Overall in Europe water use is characterized by 65% ground water, 35% surface water, and a very small amount from the desalination of salt water.

The total surface water and ground water use by different sectors in Europe is 64% agriculture, 20% energy, 12% public supply and 4% industry.

In Europe alone 14 million do not have access to basic drinking water source. 17% of Europe’s territory and at least 11% of the population has been affected by water scarcity.


  1. There is a large nitrogen surplus in the agricultural soils of EU countries that can potentially pollute both surface and groundwaters.
  2. The percentage of the population connected to waste water treatment is relatively low in Belgium, Ireland, southern Europe and accession countries.
  3. Nitrate in drinking water is a common problem across Europe particularly from shallow wells.
  4. 10% of Europe’s coastal and 28% of inland bathing waters do not meet (nonmandatory) guide values.
  5. There is very limited information on the loads of hazardous substances entering the Mediterranean and Black Seas, and none on how these have changed over recent years.
  6. For the many other substances that are present in Europe’s water no assessment of change can be made due to a lack of data.
  7. Pesticide and metal contamination of drinking water supplies has been identified as a problem in many European countries.
  8. Contaminant concentrations above limits for human consumption are still found in mussels and fish, mainly from estuaries of major rivers, near industrial point discharges and harbours.
  9. 18% of Europe’s population live in countries that are water stressed.
  10. Large areas of the Mediterranean coastline in Italy, Spain and Turkey are reported to be affected by saltwater intrusion. The main cause is ground-water over-abstraction for public water supply and in some areas abstractions for tourism and irrigation.
  11. Agriculture pays much lower prices for water than the other main sectors, particularly in southern Europe.
  12. In some countries, losses of water by leakage from water distribution systems can still be significant, exceeding 40% of supply.

Multiple Water Stressors

  1. Agricultural practices are leading to a number of significant problems in water and ground water.

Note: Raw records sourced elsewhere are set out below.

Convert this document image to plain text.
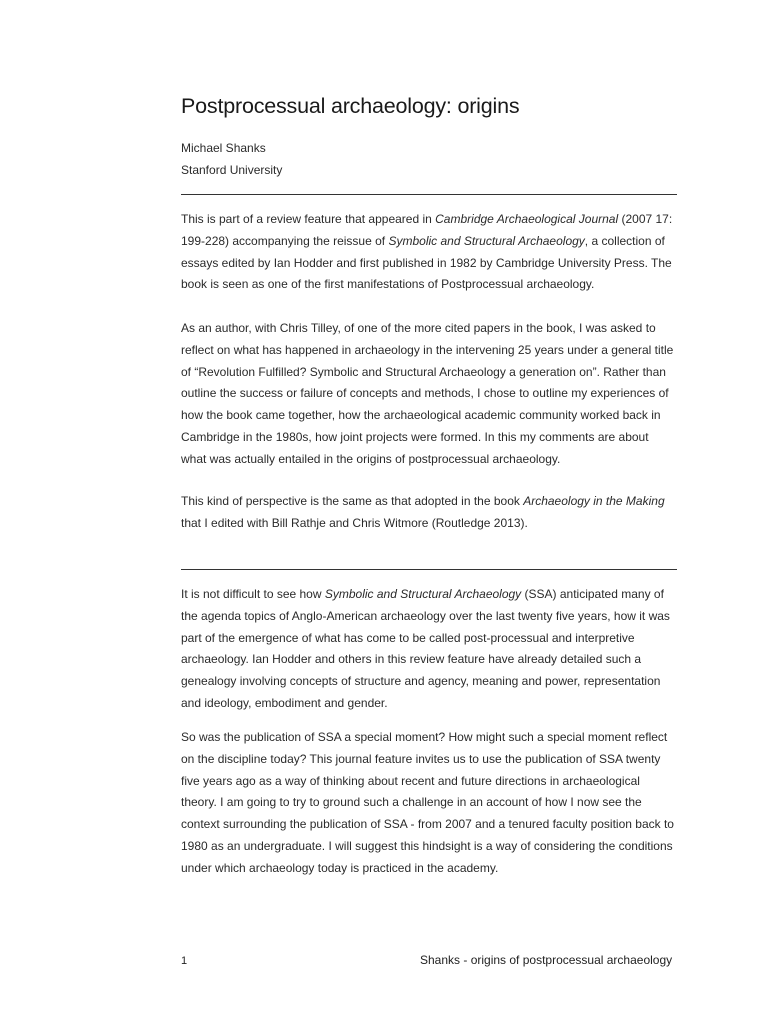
Postprocessual archaeology: origins
Michael Shanks
Stanford University

This is part of a review feature that appeared in Cambridge Archaeological Journal (2007 17: 199-228) accompanying the reissue of Symbolic and Structural Archaeology, a collection of essays edited by Ian Hodder and first published in 1982 by Cambridge University Press. The book is seen as one of the first manifestations of Postprocessual archaeology.

As an author, with Chris Tilley, of one of the more cited papers in the book, I was asked to reflect on what has happened in archaeology in the intervening 25 years under a general title of “Revolution Fulfilled? Symbolic and Structural Archaeology a generation on”. Rather than outline the success or failure of concepts and methods, I chose to outline my experiences of how the book came together, how the archaeological academic community worked back in Cambridge in the 1980s, how joint projects were formed. In this my comments are about what was actually entailed in the origins of postprocessual archaeology.

This kind of perspective is the same as that adopted in the book Archaeology in the Making that I edited with Bill Rathje and Chris Witmore (Routledge 2013).

It is not difficult to see how Symbolic and Structural Archaeology (SSA) anticipated many of the agenda topics of Anglo-American archaeology over the last twenty five years, how it was part of the emergence of what has come to be called post-processual and interpretive archaeology. Ian Hodder and others in this review feature have already detailed such a genealogy involving concepts of structure and agency, meaning and power, representation and ideology, embodiment and gender.

So was the publication of SSA a special moment? How might such a special moment reflect on the discipline today? This journal feature invites us to use the publication of SSA twenty five years ago as a way of thinking about recent and future directions in archaeological theory. I am going to try to ground such a challenge in an account of how I now see the context surrounding the publication of SSA - from 2007 and a tenured faculty position back to 1980 as an undergraduate. I will suggest this hindsight is a way of considering the conditions under which archaeology today is practiced in the academy.

1	Shanks - origins of postprocessual archaeology
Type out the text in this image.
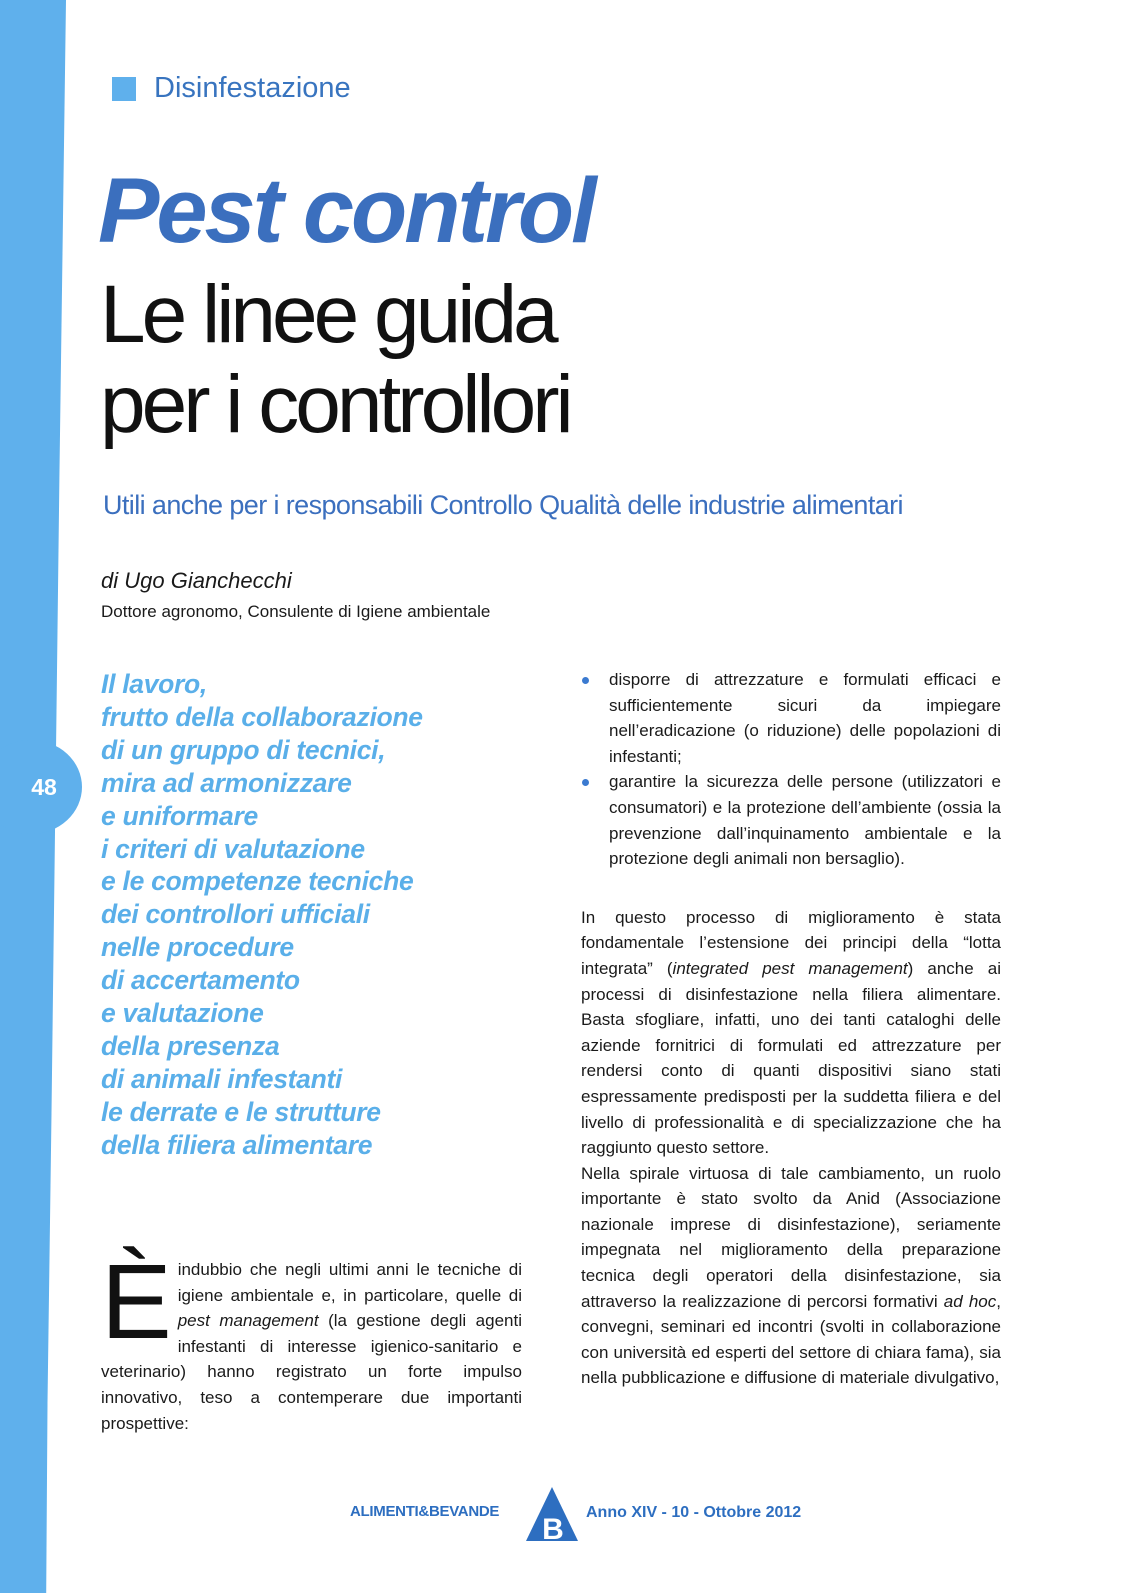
48
Disinfestazione
Pest control
Le linee guida
per i controllori

Utili anche per i responsabili Controllo Qualità delle industrie alimentari

di Ugo Gianchecchi
Dottore agronomo, Consulente di Igiene ambientale
Il lavoro,
frutto della collaborazione
di un gruppo di tecnici,
mira ad armonizzare
e uniformare
i criteri di valutazione
e le competenze tecniche
dei controllori ufficiali
nelle procedure
di accertamento
e valutazione
della presenza
di animali infestanti
le derrate e le strutture
della filiera alimentare

È indubbio che negli ultimi anni le tecniche di igiene ambientale e, in particolare, quelle di pest management (la gestione degli agenti infestanti di interesse igienico-sanitario e veterinario) hanno registrato un forte impulso innovativo, teso a contemperare due importanti prospettive:

disporre di attrezzature e formulati efficaci e sufficientemente sicuri da impiegare nell’eradicazione (o riduzione) delle popolazioni di infestanti;
garantire la sicurezza delle persone (utilizzatori e consumatori) e la protezione dell’ambiente (ossia la prevenzione dall’inquinamento ambientale e la protezione degli animali non bersaglio).

In questo processo di miglioramento è stata fondamentale l’estensione dei principi della “lotta integrata” (integrated pest management) anche ai processi di disinfestazione nella filiera alimentare. Basta sfogliare, infatti, uno dei tanti cataloghi delle aziende fornitrici di formulati ed attrezzature per rendersi conto di quanti dispositivi siano stati espressamente predisposti per la suddetta filiera e del livello di professionalità e di specializzazione che ha raggiunto questo settore.

Nella spirale virtuosa di tale cambiamento, un ruolo importante è stato svolto da Anid (Associazione nazionale imprese di disinfestazione), seriamente impegnata nel miglioramento della preparazione tecnica degli operatori della disinfestazione, sia attraverso la realizzazione di percorsi formativi ad hoc, convegni, seminari ed incontri (svolti in collaborazione con università ed esperti del settore di chiara fama), sia nella pubblicazione e diffusione di materiale divulgativo,

ALIMENTI&BEVANDE
B
Anno XIV - 10 - Ottobre 2012
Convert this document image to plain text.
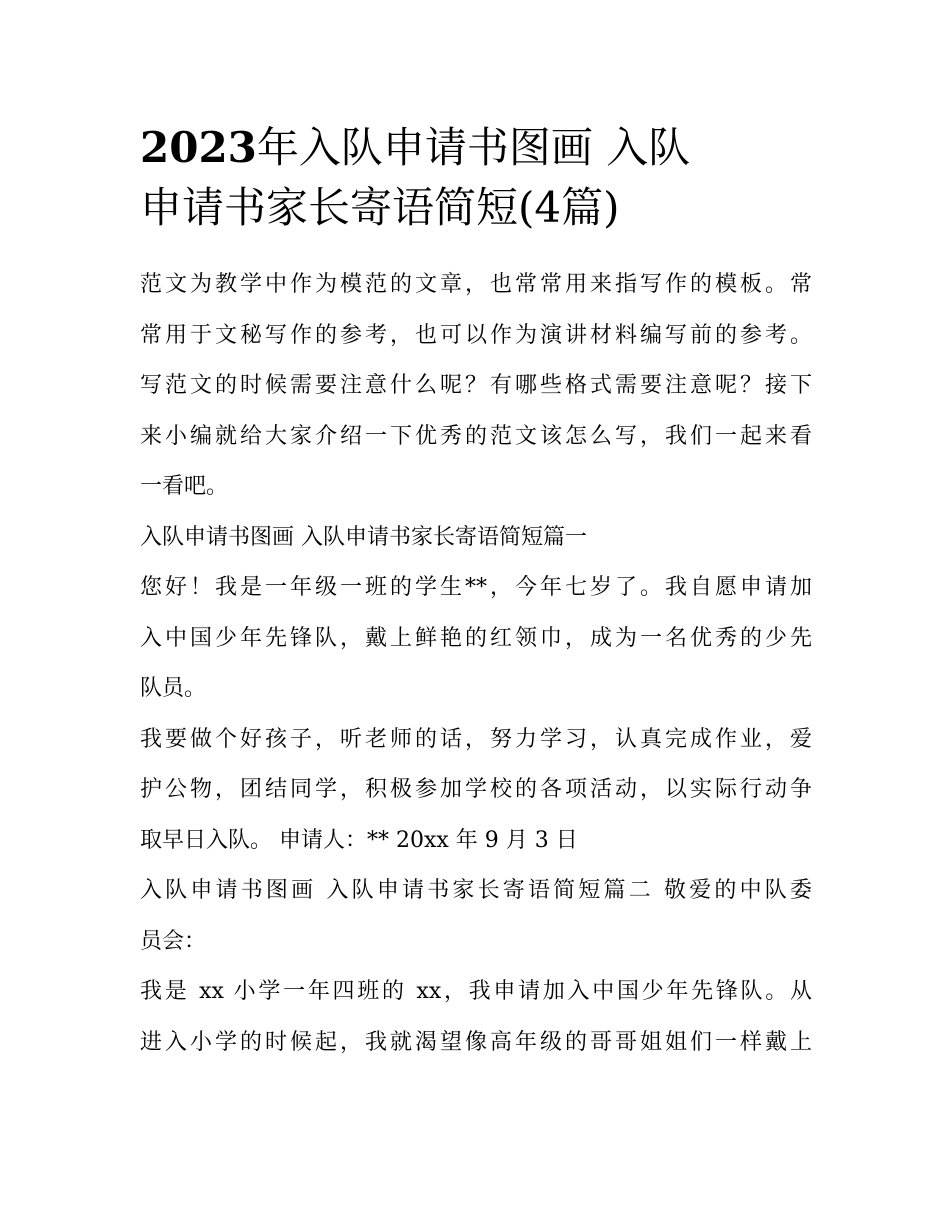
2023年入队申请书图画 入队
申请书家长寄语简短(4篇)
范文为教学中作为模范的文章，也常常用来指写作的模板。常
常用于文秘写作的参考，也可以作为演讲材料编写前的参考。
写范文的时候需要注意什么呢？有哪些格式需要注意呢？接下
来小编就给大家介绍一下优秀的范文该怎么写，我们一起来看
一看吧。
入队申请书图画 入队申请书家长寄语简短篇一
您好！我是一年级一班的学生**，今年七岁了。我自愿申请加
入中国少年先锋队，戴上鲜艳的红领巾，成为一名优秀的少先
队员。
我要做个好孩子，听老师的话，努力学习，认真完成作业，爱
护公物，团结同学，积极参加学校的各项活动，以实际行动争
取早日入队。 申请人：** 20xx 年 9 月 3 日
入队申请书图画 入队申请书家长寄语简短篇二 敬爱的中队委
员会：
我是 xx 小学一年四班的 xx，我申请加入中国少年先锋队。从
进入小学的时候起，我就渴望像高年级的哥哥姐姐们一样戴上
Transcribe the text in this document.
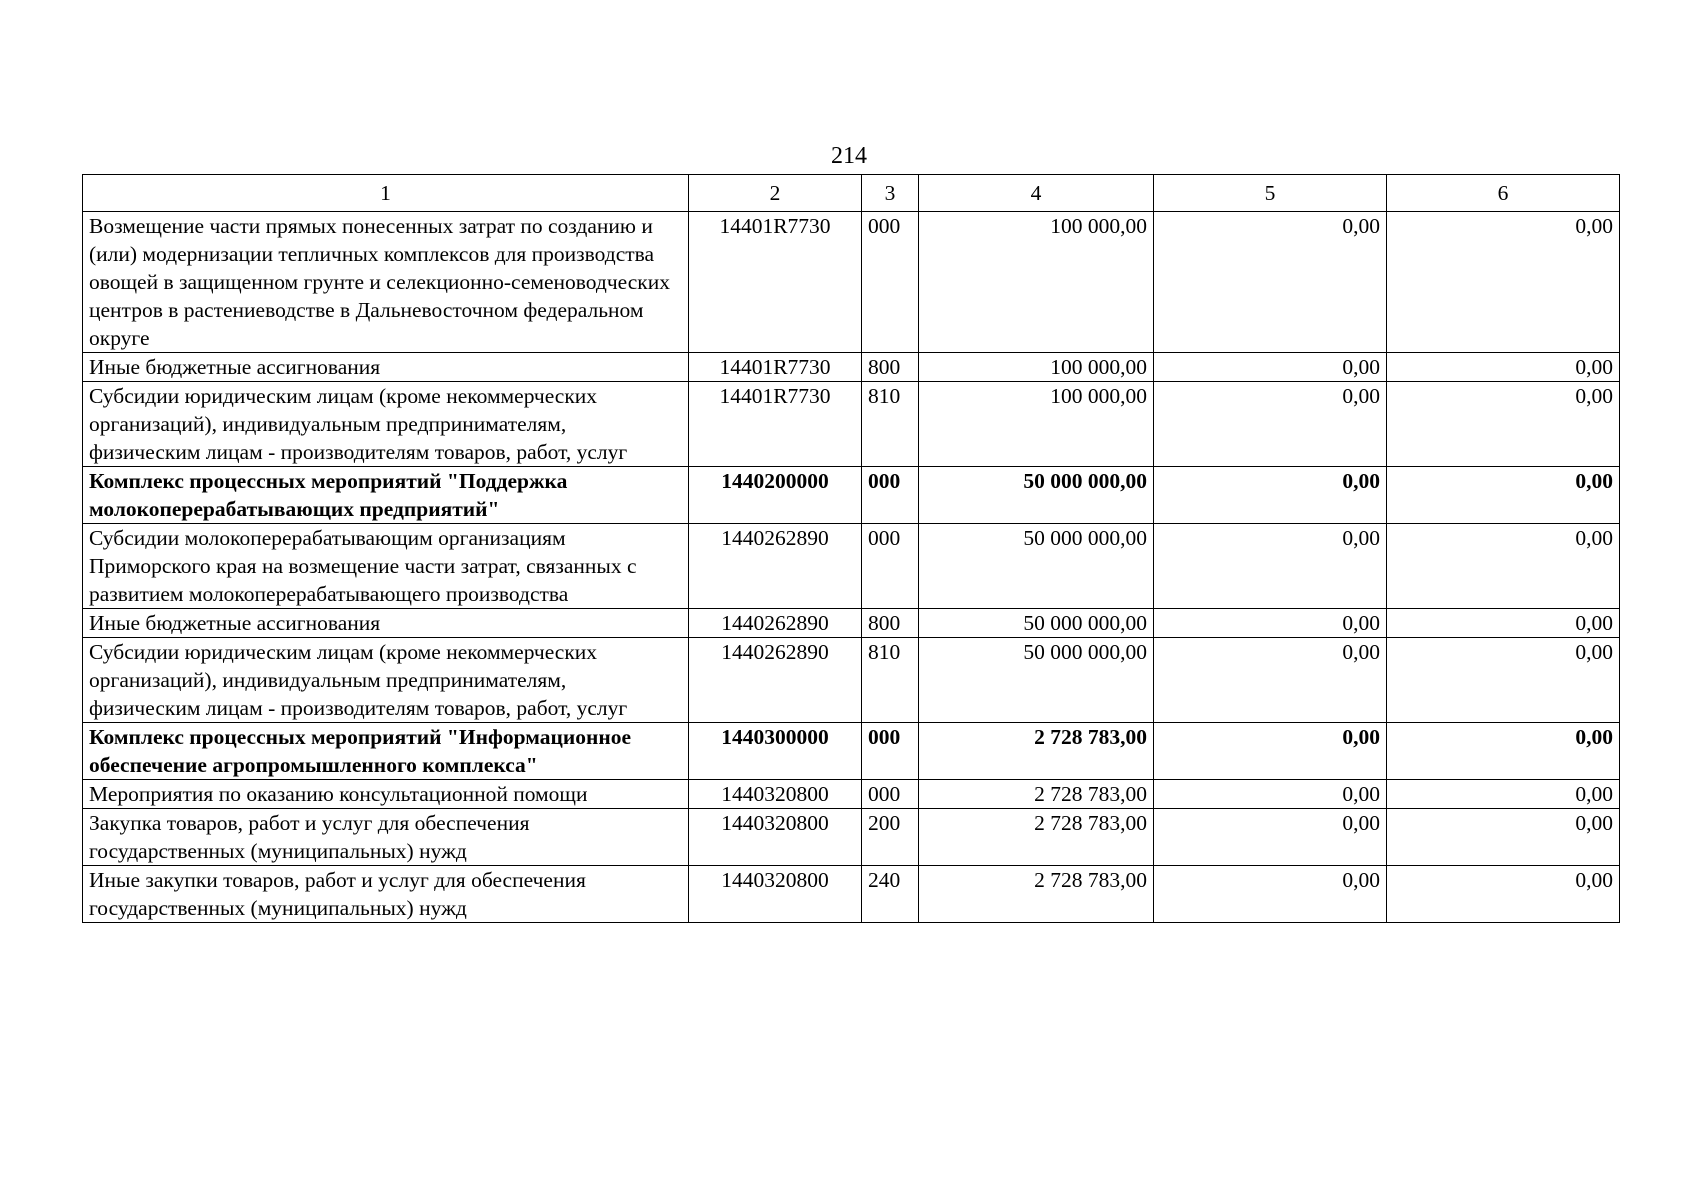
214
1	2	3	4	5	6
Возмещение части прямых понесенных затрат по созданию и (или) модернизации тепличных комплексов для производства овощей в защищенном грунте и селекционно-семеноводческих центров в растениеводстве в Дальневосточном федеральном округе	14401R7730	000	100 000,00	0,00	0,00
Иные бюджетные ассигнования	14401R7730	800	100 000,00	0,00	0,00
Субсидии юридическим лицам (кроме некоммерческих организаций), индивидуальным предпринимателям, физическим лицам - производителям товаров, работ, услуг	14401R7730	810	100 000,00	0,00	0,00
Комплекс процессных мероприятий "Поддержка молокоперерабатывающих предприятий"	1440200000	000	50 000 000,00	0,00	0,00
Субсидии молокоперерабатывающим организациям Приморского края на возмещение части затрат, связанных с развитием молокоперерабатывающего производства	1440262890	000	50 000 000,00	0,00	0,00
Иные бюджетные ассигнования	1440262890	800	50 000 000,00	0,00	0,00
Субсидии юридическим лицам (кроме некоммерческих организаций), индивидуальным предпринимателям, физическим лицам - производителям товаров, работ, услуг	1440262890	810	50 000 000,00	0,00	0,00
Комплекс процессных мероприятий "Информационное обеспечение агропромышленного комплекса"	1440300000	000	2 728 783,00	0,00	0,00
Мероприятия по оказанию консультационной помощи	1440320800	000	2 728 783,00	0,00	0,00
Закупка товаров, работ и услуг для обеспечения государственных (муниципальных) нужд	1440320800	200	2 728 783,00	0,00	0,00
Иные закупки товаров, работ и услуг для обеспечения государственных (муниципальных) нужд	1440320800	240	2 728 783,00	0,00	0,00
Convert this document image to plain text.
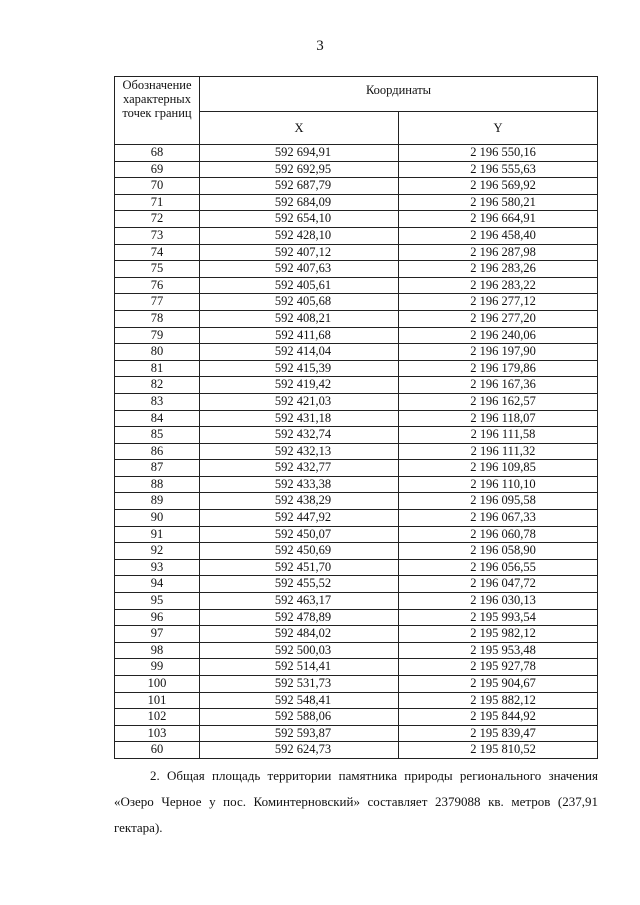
3
Обозначение характерных точек границ	Координаты	
	X	Y
68	592 694,91	2 196 550,16
69	592 692,95	2 196 555,63
70	592 687,79	2 196 569,92
71	592 684,09	2 196 580,21
72	592 654,10	2 196 664,91
73	592 428,10	2 196 458,40
74	592 407,12	2 196 287,98
75	592 407,63	2 196 283,26
76	592 405,61	2 196 283,22
77	592 405,68	2 196 277,12
78	592 408,21	2 196 277,20
79	592 411,68	2 196 240,06
80	592 414,04	2 196 197,90
81	592 415,39	2 196 179,86
82	592 419,42	2 196 167,36
83	592 421,03	2 196 162,57
84	592 431,18	2 196 118,07
85	592 432,74	2 196 111,58
86	592 432,13	2 196 111,32
87	592 432,77	2 196 109,85
88	592 433,38	2 196 110,10
89	592 438,29	2 196 095,58
90	592 447,92	2 196 067,33
91	592 450,07	2 196 060,78
92	592 450,69	2 196 058,90
93	592 451,70	2 196 056,55
94	592 455,52	2 196 047,72
95	592 463,17	2 196 030,13
96	592 478,89	2 195 993,54
97	592 484,02	2 195 982,12
98	592 500,03	2 195 953,48
99	592 514,41	2 195 927,78
100	592 531,73	2 195 904,67
101	592 548,41	2 195 882,12
102	592 588,06	2 195 844,92
103	592 593,87	2 195 839,47
60	592 624,73	2 195 810,52
2. Общая площадь территории памятника природы регионального значения «Озеро Черное у пос. Коминтерновский» составляет 2379088 кв. метров (237,91 гектара).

Non point source pollution from nutrient and pesticide runoff, especially nitrates is a problem throughout the EU.
  2. Point source pollution from industrial and municipal waster water is still a significant problem in some countries.
  3. Structural and physical modifications include river regulation, channelization, damming, regulation of water flow and level, embankments.
  4. Water overexploitation has negatively impacted the environment. Lowering of ground water levels, salt water intrusion into aquifers, and the drying up of water courses have been seen in some areas. Overexploitation is associated with irrigation (e.g. in Greece irrigation accounts for 80% of total water demand, 68% of water used in Spain, 52% in Portugal and more than 50% in Italy) and also with tourism in some places.